Traditionally, there has been some stigma attached to more far-flung offshore outposts, such as Bermuda and the Cayman Islands, due to a perceived lack of regulation in these domiciles. Closer to home, however, Dublin and Luxemburg are thriving.

Hargreaves Lansdown head of research Mark Dampier believes the offshore sector suffers from a lack of media attention which may have contributed to its relative lack of credibility for some investors and says around 95 per cent of the funds that HL recommends are onshore.

He says: “When you have a very successful onshore fund, it tends to get a lot of attention and inflows. A successful offshore fund does not get the same attention or inflows as an onshore one. There are so many funds now and, historically, offshore funds have had a dodgy reputation. People want to know what is the necessity for going offshore in the first place.

“There is more money in Dublin because funds based there can be marketed to Europe but Luxemburg has been viewed as arrogant in the past and administration can be terrible.”

Baring Asset Management sales and marketing director Ian Pascal says BAM has always sold more offshore funds than onshore funds and offshore investments are becoming more widely accepted. He believes the introduction of Ucits III and the possibility of the Investment Management Association bringing the offshore sector into its statistics will boost offshore investment.

However, Pascal says: “The changes will make little difference to UK growth and UK equity income fund sales. These areas are huge and will continue to be but we may see more offshore influence in growing sectors such as emerging markets and international fixed income.”
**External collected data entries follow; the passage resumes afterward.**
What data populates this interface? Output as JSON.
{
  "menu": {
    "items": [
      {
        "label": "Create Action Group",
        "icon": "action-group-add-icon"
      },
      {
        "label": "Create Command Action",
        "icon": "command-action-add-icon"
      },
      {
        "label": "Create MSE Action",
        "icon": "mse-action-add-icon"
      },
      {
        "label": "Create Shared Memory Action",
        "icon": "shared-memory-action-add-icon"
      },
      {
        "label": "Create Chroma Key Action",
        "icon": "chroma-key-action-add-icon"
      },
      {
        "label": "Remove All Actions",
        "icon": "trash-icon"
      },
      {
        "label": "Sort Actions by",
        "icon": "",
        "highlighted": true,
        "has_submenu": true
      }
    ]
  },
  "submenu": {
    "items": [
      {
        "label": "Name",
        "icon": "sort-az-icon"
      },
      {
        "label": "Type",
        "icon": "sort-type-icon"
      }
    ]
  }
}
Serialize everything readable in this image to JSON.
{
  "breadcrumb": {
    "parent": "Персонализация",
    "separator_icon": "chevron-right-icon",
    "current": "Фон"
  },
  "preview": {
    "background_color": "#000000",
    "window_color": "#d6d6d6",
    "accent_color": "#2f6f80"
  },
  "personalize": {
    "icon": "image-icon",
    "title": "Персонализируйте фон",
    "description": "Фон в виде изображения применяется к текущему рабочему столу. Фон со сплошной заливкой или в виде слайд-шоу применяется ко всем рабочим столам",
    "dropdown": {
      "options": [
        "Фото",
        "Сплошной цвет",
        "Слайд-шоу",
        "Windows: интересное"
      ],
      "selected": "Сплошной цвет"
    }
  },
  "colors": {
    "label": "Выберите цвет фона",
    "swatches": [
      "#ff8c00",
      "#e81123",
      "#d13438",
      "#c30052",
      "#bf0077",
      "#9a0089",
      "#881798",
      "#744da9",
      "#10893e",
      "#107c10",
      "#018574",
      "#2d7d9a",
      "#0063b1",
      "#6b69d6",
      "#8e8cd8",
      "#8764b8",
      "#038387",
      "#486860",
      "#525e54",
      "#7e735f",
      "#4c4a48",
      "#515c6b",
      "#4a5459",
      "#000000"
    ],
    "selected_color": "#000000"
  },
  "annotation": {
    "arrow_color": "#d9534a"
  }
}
He says Baring’s two biggest offshore funds in these areas are the emerging European and China funds, having assets of $2bn and $1bn respectively.
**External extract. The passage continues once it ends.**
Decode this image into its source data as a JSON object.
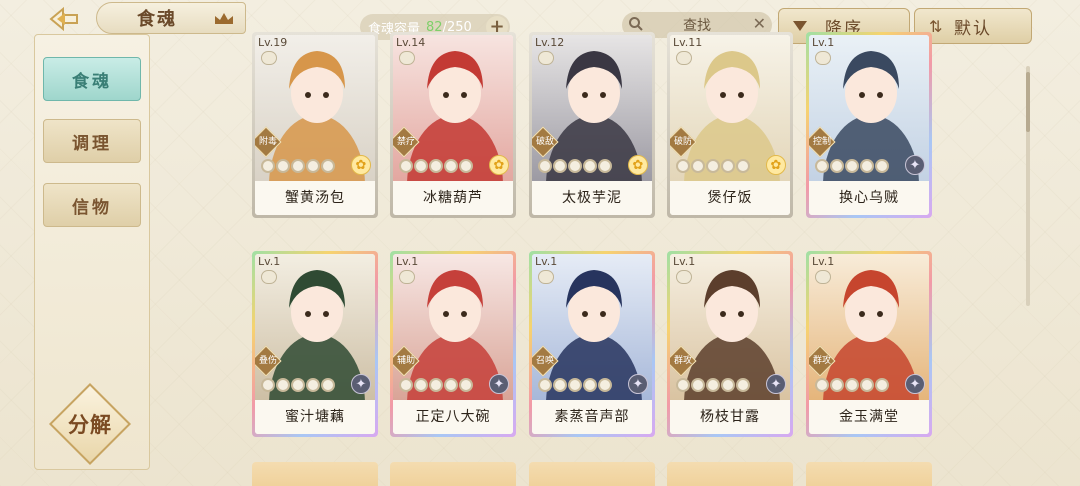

He believes the standardisation of fund regulation across Europe brought about by Ucits III will bring increased competition from European investment houses although one stumbling block may be tax differences between European states.

Familiarity with the tax and administrative regimes of Dublin and other near neighbours will increase their popularity for investors, he says.

Pascal says: “We have launched hedge funds recently in Dublin. There is a feeling that the closer geographically the domicile is, the closer the business philosophy is to mainland UK. This is why the Channel Islands are doing well on hedge funds and Dublin and Luxemburg, too, because people are familiar with their administrative and taxation processes. The further away you go, the more nervous people will get.”

Threadneedle Investments communications director Richard Eats says: “Over the last year, there has been a renewed interest in funds that involve a huge appetite for risk, such as Bric and emerging markets funds. The funds in Europe often have long-established track records but the big houses want to see £30m or £40m in a fund before they take it seriously.

“People have been keen to import Dublin or Luxemburg funds with good track records, particularly for discretionary fund managers. In the 1980s, there was a lot of interest in Japan funds, which subsequently went out of favour.

“Threadneedle has a big European business but all the funds are based in the UK and sell into Europe. We were told it would not work but it has.”

Eats believes Ucits III has helped with selling funds across borders. He says: “We have had the power to sell across borders for years but, with the Ucits directive, you just have to show the regulator your Ucits certificate and you can sell in.”

Artemis product and communications director Nick Wells says: “Ucits legislation has been welcomed around the world because there is a quality guarantee that a Ucits fund will work for investors.

“Luxemburg is awash with financial services companies and office development over the last 12 years has been vast. You do not have to pay stamp duty so it becomes easier to be more transparent and you do not have to incur additional charges.”

Wells says onshore funds still have many advantages and ultimately most investment houses would prefer to be in one place, regardless of the location.

“The UK is good at dual-taxation issues and you can offset higher levels of tax elsewhere. In the long term, you would want to be in one jurisdiction only,” he says.